Menulis karya fiksi bukan hanya bisa dilakukan orang-orang yang pernah kuliah di Burusan Bahasa dan Sastra atau para guru pengampu mata pelajaran Bahasa Indonesia. Semua guru, apa pun mata pelajaran yang diampu, juga bisa menelorkan karya fiksi. Putu Wijaya, yang terkenal dengan cerpen-cerpen terornya, bukankah lulusan Fakultas Hukum? Tahukah anda, jika ternyata Taufik Ismail adalah lulusan jurusan Kedokteran Hewan?
Yang menarik, dua guru penerima Penghargaan Sastra dari Badan Bahasa tahun 2011 ternyata bukan guru Bahasa Indonesia. Krishna Miharja dan Kemalawati adalah dua sastrawan yang mengajar Matematika. Ini menunjukkan bahwa menulis karya fiksi (cerpen, puisi, novel, drama) bisa dilakukan oleh semua orang. Emha Ainun Nadjib, Andrea Hirata, dan banyak lagi sastrawan kita, sama sekali tidak pernah menempuh pendidikan formal di Fakultas Sastra.

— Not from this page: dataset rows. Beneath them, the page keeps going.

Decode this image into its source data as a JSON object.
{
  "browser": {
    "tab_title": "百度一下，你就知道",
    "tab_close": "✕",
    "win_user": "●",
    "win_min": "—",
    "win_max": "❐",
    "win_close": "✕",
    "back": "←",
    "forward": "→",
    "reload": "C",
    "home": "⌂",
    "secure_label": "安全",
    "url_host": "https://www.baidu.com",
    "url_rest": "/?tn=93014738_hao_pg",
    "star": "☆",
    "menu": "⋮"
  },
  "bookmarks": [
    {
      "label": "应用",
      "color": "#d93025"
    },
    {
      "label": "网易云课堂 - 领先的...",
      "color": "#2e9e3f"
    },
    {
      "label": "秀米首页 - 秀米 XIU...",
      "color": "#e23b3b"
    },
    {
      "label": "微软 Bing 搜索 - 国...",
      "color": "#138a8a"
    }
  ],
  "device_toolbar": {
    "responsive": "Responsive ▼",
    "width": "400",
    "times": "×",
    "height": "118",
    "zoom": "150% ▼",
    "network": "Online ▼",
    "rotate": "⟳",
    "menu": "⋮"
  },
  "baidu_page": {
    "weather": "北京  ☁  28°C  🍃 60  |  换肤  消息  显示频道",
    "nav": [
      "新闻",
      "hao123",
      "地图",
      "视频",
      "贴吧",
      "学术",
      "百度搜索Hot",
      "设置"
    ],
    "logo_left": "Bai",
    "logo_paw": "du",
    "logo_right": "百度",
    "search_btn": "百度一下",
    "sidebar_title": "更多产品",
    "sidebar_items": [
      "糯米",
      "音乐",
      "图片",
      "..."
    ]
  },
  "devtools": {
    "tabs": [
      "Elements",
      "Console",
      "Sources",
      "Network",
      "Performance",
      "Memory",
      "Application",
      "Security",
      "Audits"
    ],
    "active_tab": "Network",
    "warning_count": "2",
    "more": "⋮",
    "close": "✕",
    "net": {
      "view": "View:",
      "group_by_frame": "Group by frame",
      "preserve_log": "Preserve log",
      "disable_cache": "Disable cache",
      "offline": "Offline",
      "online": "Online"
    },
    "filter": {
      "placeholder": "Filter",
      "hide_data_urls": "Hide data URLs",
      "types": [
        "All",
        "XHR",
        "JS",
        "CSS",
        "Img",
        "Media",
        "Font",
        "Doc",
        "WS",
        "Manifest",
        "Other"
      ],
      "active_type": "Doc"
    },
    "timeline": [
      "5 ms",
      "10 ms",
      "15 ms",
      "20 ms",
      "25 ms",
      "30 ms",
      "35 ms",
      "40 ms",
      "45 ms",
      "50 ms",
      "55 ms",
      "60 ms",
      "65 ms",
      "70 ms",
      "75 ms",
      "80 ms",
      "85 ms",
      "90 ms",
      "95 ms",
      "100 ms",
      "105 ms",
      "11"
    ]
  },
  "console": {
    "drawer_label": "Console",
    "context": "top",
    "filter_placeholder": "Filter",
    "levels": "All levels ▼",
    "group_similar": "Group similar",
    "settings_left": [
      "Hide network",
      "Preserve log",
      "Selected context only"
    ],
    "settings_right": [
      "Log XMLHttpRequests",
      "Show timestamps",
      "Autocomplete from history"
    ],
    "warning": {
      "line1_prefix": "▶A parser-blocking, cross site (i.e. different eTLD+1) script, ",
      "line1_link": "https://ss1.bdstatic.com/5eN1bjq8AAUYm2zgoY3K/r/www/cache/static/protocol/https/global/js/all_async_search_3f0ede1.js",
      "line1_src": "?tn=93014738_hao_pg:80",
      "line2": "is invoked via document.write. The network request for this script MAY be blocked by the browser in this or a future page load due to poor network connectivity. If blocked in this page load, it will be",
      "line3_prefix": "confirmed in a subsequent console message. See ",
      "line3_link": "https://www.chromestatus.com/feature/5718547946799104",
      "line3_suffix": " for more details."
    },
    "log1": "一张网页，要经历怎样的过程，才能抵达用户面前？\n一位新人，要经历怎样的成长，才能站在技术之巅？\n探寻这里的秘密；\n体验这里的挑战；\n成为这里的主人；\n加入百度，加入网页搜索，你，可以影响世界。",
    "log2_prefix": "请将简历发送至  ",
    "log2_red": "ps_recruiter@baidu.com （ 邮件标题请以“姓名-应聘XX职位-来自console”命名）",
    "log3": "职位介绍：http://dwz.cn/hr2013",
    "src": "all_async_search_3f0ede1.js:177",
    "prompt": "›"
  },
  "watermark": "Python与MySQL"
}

Menulis karya fiksi itu gampang. Buktinya belum pernah kita menemukan buku tentang teknik mengarang dengan judul semirip Mengarang itu Sulit. Justru yang kerap terbit adalah buku-buku semacam karya Arswendo Atmowiloto bertitel Mengarang itu Gampang yang sudah terbit sejak tahun 1980-an, atau e-book AS. Laksana berjudul Menulis Buku dalam 21 Hari.
“Saya sudah mengkhatamkan bukunya Arswendo, tapi tetap tidak bisa menulis cerpen!”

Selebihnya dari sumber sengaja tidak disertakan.